Monday 1 February
10 AM PST
1 PM EST
6 PM GMT
7 PM CET
With Dr. Silvia Regonelli
Her precocious, incredible talent for sculpting made country girl Camille Claudel ambitious enough to reach for success in the big city: Paris. And the path she chose for herself was monumental: in the art world, sculpture had always been the exclusive domain of men. She became a pupil, and then assistant, to Auguste Rodin – the rising star of the time.
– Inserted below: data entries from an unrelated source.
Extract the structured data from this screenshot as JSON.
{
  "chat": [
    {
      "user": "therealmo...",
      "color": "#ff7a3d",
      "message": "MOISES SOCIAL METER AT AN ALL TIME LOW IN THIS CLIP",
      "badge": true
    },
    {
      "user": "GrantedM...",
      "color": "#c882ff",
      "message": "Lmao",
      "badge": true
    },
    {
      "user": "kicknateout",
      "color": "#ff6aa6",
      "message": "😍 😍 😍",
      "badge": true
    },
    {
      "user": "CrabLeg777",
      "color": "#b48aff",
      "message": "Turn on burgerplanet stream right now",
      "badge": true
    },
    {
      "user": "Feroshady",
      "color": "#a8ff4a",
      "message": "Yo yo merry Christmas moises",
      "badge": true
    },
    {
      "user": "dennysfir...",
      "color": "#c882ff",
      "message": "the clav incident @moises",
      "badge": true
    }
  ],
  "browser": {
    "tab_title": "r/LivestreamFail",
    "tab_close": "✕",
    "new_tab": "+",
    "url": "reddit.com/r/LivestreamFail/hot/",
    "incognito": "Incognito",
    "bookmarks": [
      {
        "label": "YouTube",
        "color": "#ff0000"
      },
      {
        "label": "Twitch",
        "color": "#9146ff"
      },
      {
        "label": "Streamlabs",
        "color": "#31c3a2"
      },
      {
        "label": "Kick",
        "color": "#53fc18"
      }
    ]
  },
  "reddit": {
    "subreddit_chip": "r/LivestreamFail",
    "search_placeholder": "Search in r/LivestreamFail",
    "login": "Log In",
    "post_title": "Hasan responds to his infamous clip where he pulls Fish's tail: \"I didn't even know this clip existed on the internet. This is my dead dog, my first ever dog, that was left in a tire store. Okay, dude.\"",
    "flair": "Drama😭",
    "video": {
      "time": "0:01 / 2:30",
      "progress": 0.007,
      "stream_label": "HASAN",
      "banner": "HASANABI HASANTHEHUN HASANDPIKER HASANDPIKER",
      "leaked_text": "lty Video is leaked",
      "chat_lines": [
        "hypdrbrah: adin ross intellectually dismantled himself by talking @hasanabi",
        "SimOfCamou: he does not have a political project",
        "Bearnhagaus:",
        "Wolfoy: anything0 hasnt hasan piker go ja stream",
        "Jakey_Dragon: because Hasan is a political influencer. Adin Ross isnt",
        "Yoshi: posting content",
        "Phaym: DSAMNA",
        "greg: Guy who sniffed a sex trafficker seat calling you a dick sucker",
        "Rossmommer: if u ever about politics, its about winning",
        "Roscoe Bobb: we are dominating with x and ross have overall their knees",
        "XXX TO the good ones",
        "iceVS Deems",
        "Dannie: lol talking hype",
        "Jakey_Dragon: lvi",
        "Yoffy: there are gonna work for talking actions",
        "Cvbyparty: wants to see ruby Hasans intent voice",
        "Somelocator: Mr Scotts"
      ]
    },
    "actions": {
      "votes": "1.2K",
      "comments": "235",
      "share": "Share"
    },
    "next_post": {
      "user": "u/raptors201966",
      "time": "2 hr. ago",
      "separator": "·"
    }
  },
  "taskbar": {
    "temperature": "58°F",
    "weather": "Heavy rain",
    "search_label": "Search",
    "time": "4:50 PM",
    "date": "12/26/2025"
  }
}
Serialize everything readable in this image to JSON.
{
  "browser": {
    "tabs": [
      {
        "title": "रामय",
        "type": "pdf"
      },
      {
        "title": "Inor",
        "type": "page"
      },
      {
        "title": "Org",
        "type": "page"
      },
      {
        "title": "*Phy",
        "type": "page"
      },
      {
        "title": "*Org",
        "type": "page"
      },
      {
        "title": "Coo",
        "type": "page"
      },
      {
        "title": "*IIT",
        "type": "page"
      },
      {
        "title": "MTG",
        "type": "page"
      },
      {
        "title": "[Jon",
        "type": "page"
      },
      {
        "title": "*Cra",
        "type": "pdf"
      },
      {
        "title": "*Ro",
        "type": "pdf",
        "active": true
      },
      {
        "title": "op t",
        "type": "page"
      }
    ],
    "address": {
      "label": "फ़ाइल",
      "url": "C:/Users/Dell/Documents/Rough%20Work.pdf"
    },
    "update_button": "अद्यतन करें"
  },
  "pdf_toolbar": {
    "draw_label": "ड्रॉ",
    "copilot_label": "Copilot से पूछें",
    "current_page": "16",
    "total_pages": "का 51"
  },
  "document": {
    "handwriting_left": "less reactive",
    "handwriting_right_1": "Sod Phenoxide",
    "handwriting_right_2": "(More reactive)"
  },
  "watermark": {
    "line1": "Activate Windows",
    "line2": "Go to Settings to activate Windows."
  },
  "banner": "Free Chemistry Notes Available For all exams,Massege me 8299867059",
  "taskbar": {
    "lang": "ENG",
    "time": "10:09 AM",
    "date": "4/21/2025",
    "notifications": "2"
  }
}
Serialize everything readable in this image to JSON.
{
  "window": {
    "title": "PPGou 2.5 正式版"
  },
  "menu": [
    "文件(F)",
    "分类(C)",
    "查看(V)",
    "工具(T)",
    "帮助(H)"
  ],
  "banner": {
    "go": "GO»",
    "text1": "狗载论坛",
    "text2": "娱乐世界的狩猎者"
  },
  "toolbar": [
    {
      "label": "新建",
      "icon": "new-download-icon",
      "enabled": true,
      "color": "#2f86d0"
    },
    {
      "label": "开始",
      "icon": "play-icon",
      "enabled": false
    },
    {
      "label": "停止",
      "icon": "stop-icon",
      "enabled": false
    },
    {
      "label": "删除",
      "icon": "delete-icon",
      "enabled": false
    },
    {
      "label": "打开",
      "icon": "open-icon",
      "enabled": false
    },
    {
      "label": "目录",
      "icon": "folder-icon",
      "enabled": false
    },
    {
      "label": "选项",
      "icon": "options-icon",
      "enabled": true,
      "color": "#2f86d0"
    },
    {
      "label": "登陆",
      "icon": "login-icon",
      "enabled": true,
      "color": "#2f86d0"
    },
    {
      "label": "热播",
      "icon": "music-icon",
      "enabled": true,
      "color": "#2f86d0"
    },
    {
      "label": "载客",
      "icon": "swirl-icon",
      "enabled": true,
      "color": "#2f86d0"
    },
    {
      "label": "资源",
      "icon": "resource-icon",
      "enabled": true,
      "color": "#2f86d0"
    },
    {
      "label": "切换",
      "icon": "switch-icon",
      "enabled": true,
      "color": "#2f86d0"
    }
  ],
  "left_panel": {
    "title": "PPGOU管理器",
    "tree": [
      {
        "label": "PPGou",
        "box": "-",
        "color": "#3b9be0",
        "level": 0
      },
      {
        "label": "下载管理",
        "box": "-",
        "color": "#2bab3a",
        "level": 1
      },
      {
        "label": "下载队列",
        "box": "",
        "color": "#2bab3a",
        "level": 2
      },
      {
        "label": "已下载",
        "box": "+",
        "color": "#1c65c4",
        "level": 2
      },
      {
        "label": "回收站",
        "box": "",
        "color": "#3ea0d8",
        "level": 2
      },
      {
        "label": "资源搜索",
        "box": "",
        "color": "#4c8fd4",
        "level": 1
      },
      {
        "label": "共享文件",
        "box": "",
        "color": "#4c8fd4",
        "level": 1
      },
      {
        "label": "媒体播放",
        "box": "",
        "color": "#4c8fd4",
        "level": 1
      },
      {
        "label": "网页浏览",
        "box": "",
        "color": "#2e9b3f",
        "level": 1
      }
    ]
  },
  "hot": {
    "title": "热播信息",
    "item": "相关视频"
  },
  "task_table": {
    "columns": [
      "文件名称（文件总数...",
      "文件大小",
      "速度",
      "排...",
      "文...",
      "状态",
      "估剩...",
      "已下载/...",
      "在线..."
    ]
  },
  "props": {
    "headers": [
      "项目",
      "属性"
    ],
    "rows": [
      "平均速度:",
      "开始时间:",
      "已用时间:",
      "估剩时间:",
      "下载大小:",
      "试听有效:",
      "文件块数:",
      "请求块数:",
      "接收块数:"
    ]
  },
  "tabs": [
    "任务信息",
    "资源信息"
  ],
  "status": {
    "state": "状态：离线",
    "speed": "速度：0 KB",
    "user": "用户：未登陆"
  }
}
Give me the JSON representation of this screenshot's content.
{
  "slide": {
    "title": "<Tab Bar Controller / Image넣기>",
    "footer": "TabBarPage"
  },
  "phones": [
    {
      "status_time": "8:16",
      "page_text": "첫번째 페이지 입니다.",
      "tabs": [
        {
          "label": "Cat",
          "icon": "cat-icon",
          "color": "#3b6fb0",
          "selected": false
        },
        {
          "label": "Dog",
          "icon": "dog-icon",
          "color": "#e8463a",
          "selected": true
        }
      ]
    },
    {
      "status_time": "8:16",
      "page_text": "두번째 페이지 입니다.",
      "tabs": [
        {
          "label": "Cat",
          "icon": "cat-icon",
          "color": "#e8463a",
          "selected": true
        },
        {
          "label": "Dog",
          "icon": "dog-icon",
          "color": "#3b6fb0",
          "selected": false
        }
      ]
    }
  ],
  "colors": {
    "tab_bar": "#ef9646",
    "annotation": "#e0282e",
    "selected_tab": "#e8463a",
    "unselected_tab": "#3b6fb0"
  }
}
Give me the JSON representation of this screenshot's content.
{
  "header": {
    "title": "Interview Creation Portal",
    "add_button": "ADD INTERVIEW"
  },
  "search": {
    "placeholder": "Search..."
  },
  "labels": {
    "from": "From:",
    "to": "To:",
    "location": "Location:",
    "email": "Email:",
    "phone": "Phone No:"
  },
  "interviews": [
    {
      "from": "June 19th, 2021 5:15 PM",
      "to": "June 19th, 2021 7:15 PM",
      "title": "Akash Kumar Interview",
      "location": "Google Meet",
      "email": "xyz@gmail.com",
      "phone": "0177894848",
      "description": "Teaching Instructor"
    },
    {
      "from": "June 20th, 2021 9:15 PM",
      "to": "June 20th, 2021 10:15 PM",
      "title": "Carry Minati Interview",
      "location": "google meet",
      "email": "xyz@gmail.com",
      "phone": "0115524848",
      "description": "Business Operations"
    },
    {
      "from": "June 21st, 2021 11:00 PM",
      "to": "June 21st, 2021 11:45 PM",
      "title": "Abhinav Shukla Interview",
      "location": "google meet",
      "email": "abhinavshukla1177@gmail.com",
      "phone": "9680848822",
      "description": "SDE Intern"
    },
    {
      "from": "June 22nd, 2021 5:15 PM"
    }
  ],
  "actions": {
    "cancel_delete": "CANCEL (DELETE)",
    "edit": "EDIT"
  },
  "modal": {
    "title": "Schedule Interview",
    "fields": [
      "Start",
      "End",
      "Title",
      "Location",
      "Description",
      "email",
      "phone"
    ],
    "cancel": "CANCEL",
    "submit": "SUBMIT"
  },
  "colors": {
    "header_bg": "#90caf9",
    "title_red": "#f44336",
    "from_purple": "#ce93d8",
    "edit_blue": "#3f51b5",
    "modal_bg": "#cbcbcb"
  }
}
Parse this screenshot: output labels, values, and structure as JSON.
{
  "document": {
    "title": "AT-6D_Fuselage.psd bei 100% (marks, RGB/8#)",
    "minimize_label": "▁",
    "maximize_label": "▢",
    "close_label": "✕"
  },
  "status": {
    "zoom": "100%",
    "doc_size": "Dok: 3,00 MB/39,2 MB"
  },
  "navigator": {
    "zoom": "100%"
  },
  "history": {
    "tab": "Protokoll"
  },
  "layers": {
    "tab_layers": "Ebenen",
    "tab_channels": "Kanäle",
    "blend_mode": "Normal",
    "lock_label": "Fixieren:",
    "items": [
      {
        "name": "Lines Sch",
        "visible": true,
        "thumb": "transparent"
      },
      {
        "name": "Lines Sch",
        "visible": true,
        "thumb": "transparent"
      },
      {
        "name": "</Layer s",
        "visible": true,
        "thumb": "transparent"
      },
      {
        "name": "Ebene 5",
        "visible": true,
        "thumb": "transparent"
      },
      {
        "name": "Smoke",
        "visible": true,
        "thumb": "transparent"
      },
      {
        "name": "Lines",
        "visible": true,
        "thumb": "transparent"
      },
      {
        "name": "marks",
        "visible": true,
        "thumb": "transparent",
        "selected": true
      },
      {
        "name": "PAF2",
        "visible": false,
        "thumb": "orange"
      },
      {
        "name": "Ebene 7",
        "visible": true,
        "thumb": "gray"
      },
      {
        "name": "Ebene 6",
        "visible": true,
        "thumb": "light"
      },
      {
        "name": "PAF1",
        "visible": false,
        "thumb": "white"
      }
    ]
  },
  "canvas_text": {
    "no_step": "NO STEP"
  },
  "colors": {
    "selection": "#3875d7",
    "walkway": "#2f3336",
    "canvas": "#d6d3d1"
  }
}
They eventually became lovers and influenced each other’s styles, while engaging in a competition that Camille was bound to lose, being a woman. Her mind could not bear it: she started to lose her mental stability, until her family confined her to a care home, never to sculpt again for the last thirty years of her life.
Part of the Series “A Room of One’s Own”, by Dr. Silvia Regonelli
Berthe Morisot, Camille Claudel, Vanessa Bell: throughout the 19th and 20th centuries, these three women of genius and will, struggled to find a place for their art in the same way as men had already found it. Firstly, a place where they could learn it. Then, a place to create it, and finally, a place to show it where it could be seen, appreciated, and judged.
While art and the world of artistic education and production changed, they changed with it – finding enemies and allies along the way.
In this Biography Lecture we will look at how they created their works, what happened to the artists and, most importantly, what happened to their art.